Expanding Language-Image Pretrained Models for General Video Recognition (2208.02816v1)

Abstract: Contrastive language-image pretraining has shown great success in learning visual-textual joint representation from web-scale data, demonstrating remarkable "zero-shot" generalization ability for various image tasks. However, how to effectively expand such new language-image pretraining methods to video domains is still an open problem. In this work, we present a simple yet effective approach that adapts the pretrained language-image models to video recognition directly, instead of pretraining a new model from scratch. More concretely, to capture the long-range dependencies of frames along the temporal dimension, we propose a cross-frame attention mechanism that explicitly exchanges information across frames. Such module is lightweight and can be plugged into pretrained language-image models seamlessly. Moreover, we propose a video-specific prompting scheme, which leverages video content information for generating discriminative textual prompts. Extensive experiments demonstrate that our approach is effective and can be generalized to different video recognition scenarios. In particular, under fully-supervised settings, our approach achieves a top-1 accuracy of 87.1% on Kinectics-400, while using 12 times fewer FLOPs compared with Swin-L and ViViT-H. In zero-shot experiments, our approach surpasses the current state-of-the-art methods by +7.6% and +14.9% in terms of top-1 accuracy under two popular protocols. In few-shot scenarios, our approach outperforms previous best methods by +32.1% and +23.1% when the labeled data is extremely limited. Code and models are available at https://aka.ms/X-CLIP

Expanding Language-Image Pretrained Models for General Video Recognition

The paper "Expanding Language-Image Pretrained Models for General Video Recognition" presents an innovative approach to adapting language-image pretrained models for video recognition tasks, focusing on transferring the robust capabilities of language-image models to video understanding. The proposed method leverages the powerful representation abilities of large-scale language-image pairs, exemplified by models like CLIP and Florence, and effectively extends these to capture the temporal dynamics inherent in video data.

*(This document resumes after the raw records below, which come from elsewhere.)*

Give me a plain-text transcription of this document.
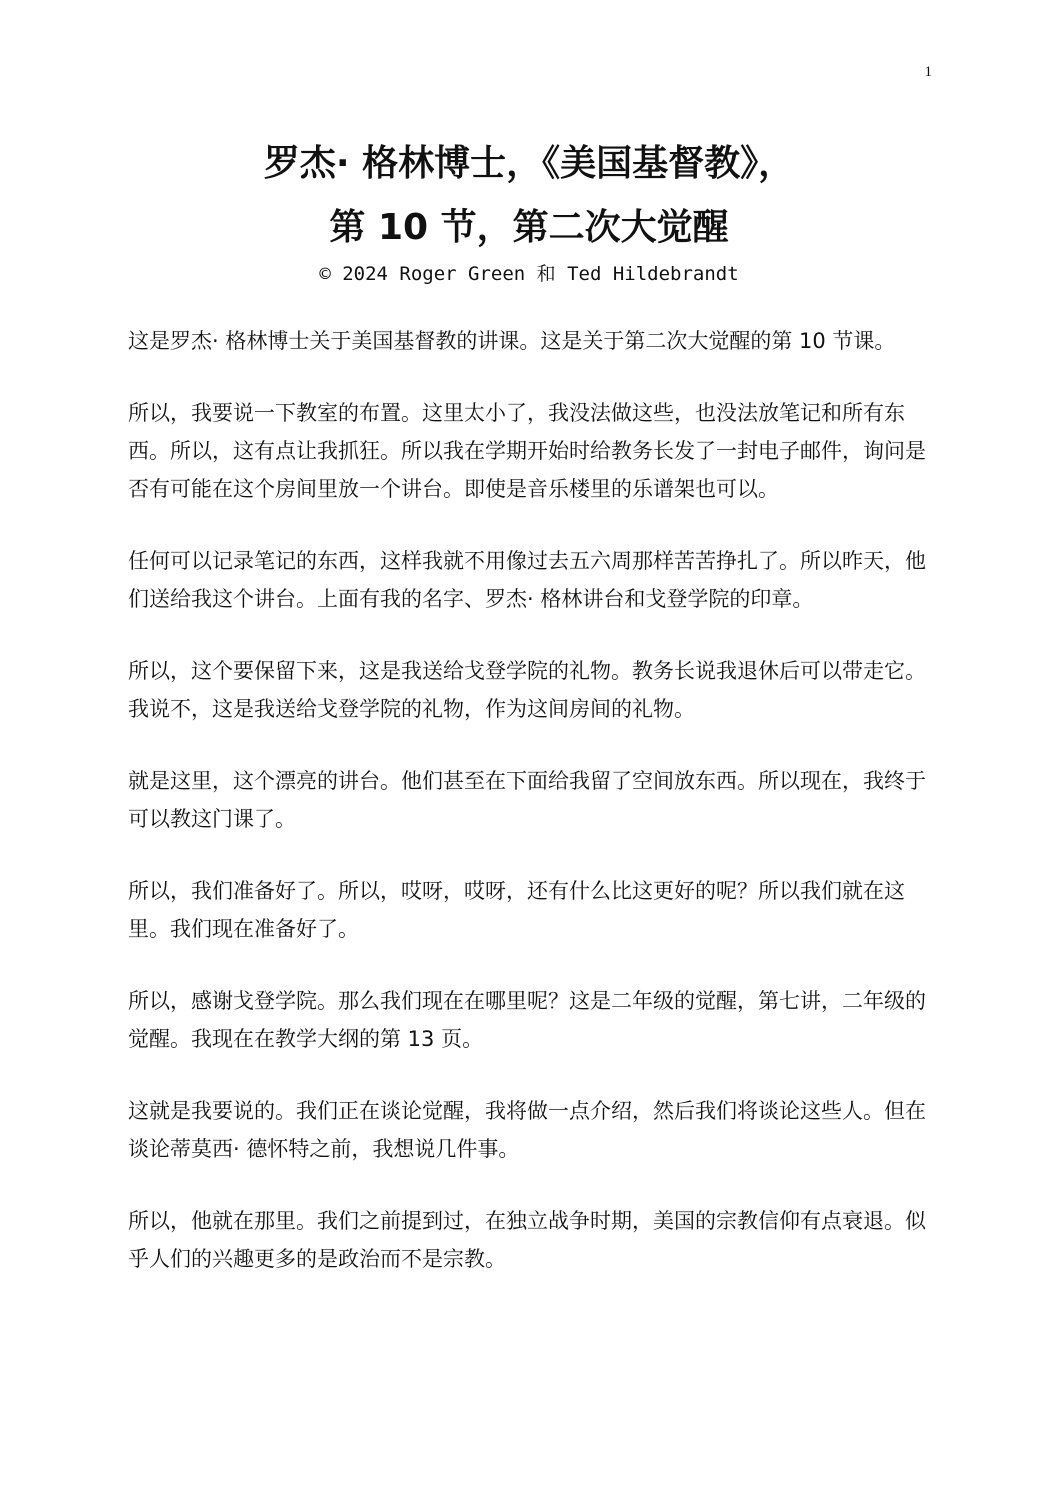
1
罗杰· 格林博士，《美国基督教》，
第 10 节，第二次大觉醒
© 2024 Roger Green 和 Ted Hildebrandt

这是罗杰· 格林博士关于美国基督教的讲课。这是关于第二次大觉醒的第 10 节课。

所以，我要说一下教室的布置。这里太小了，我没法做这些，也没法放笔记和所有东西。所以，这有点让我抓狂。所以我在学期开始时给教务长发了一封电子邮件，询问是否有可能在这个房间里放一个讲台。即使是音乐楼里的乐谱架也可以。

任何可以记录笔记的东西，这样我就不用像过去五六周那样苦苦挣扎了。所以昨天，他们送给我这个讲台。上面有我的名字、罗杰· 格林讲台和戈登学院的印章。

所以，这个要保留下来，这是我送给戈登学院的礼物。教务长说我退休后可以带走它。我说不，这是我送给戈登学院的礼物，作为这间房间的礼物。

就是这里，这个漂亮的讲台。他们甚至在下面给我留了空间放东西。所以现在，我终于可以教这门课了。

所以，我们准备好了。所以，哎呀，哎呀，还有什么比这更好的呢？所以我们就在这里。我们现在准备好了。

所以，感谢戈登学院。那么我们现在在哪里呢？这是二年级的觉醒，第七讲，二年级的觉醒。我现在在教学大纲的第 13 页。

这就是我要说的。我们正在谈论觉醒，我将做一点介绍，然后我们将谈论这些人。但在谈论蒂莫西· 德怀特之前，我想说几件事。

所以，他就在那里。我们之前提到过，在独立战争时期，美国的宗教信仰有点衰退。似乎人们的兴趣更多的是政治而不是宗教。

The primary challenge addressed in this paper is the lack of scalable and computationally feasible approaches to train language-video models directly from scratch, primarily due to the substantial resource requirements for video-text pretraining. Instead, the authors introduce a novel adaptation mechanism that utilizes the existing pretrained language-image models, optimizing them for video domain applications. This adaptation is realized through two key innovations: a cross-frame attention mechanism and a video-specific prompting scheme.

Methodology

The cross-frame attention mechanism is a significant contribution of this work. It permits the explicit exchange of information across different frames in a video, effectively allowing the model to capture long-range dependencies and temporal dynamics without necessitating dense computation across the entire video sequence. This approach not only enhances the temporal modeling capabilities of the model but also maintains computational efficiency, as demonstrated by the substantial reduction in FLOPs when compared to prior models like Swin-L and ViViT-H.

The authors further incorporate a video-specific prompting scheme that utilizes video content to generate discriminative textual prompts, enhancing the model's ability to classify actions and scenes within the video context effectively. This integration of video-specific context into the LLM framework significantly bolsters the model's generalization capabilities, particularly in scenarios lacking abundant labeled data.

Numerical Results

The empirical evaluation demonstrates the effectiveness of the proposed approach across various scenarios—fully-supervised, zero-shot, and few-shot learning. For instance, the proposed method achieves a top-1 accuracy of 87.1% on Kinetics-400 under fully-supervised settings, while utilizing 12 times fewer FLOPs compared to Swin-L and ViViT-H. Moreover, in zero-shot experiments, the methodology surpasses current state-of-the-art methods by 7.6% and 14.9% under two widely-adopted protocols, underscoring its potent transfer capabilities. The few-shot recognition results are equally compelling, showing improvements of 32.1% and 23.1% over previous methods when labeled data is extremely limited. These results collectively highlight the approach's generality and adaptability across different video recognition tasks.

Implications and Future Directions

The implications of this research are multifaceted. Practically, the ability to adapt language-image models to video domains efficiently extends the applicability of these pretrained models beyond static image recognition to more complex temporal tasks. This approach could significantly enhance the scalability of deploying AI in fields reliant on video data, such as autonomous driving, video surveillance, and media content analysis.

Theoretically, the findings encourage further exploration into cross-modal transfer learning and the development of more robust frameworks that can transition across varying data modalities. The demonstrated success of incorporating video-specific prompting and cross-frame attention opens new avenues in training models that need to balance computational efficiency with rich feature extraction.

Future developments may explore optimizing these models further for real-time video processing or extending the pretrained frameworks to handle multi-modal inputs beyond text and video, integrating audio and other sensory data streams. As AI continues to progress toward more sophisticated and integrated learning paradigms, such cross-modal approaches offer a promising direction for robust, scalable, and versatile AI applications.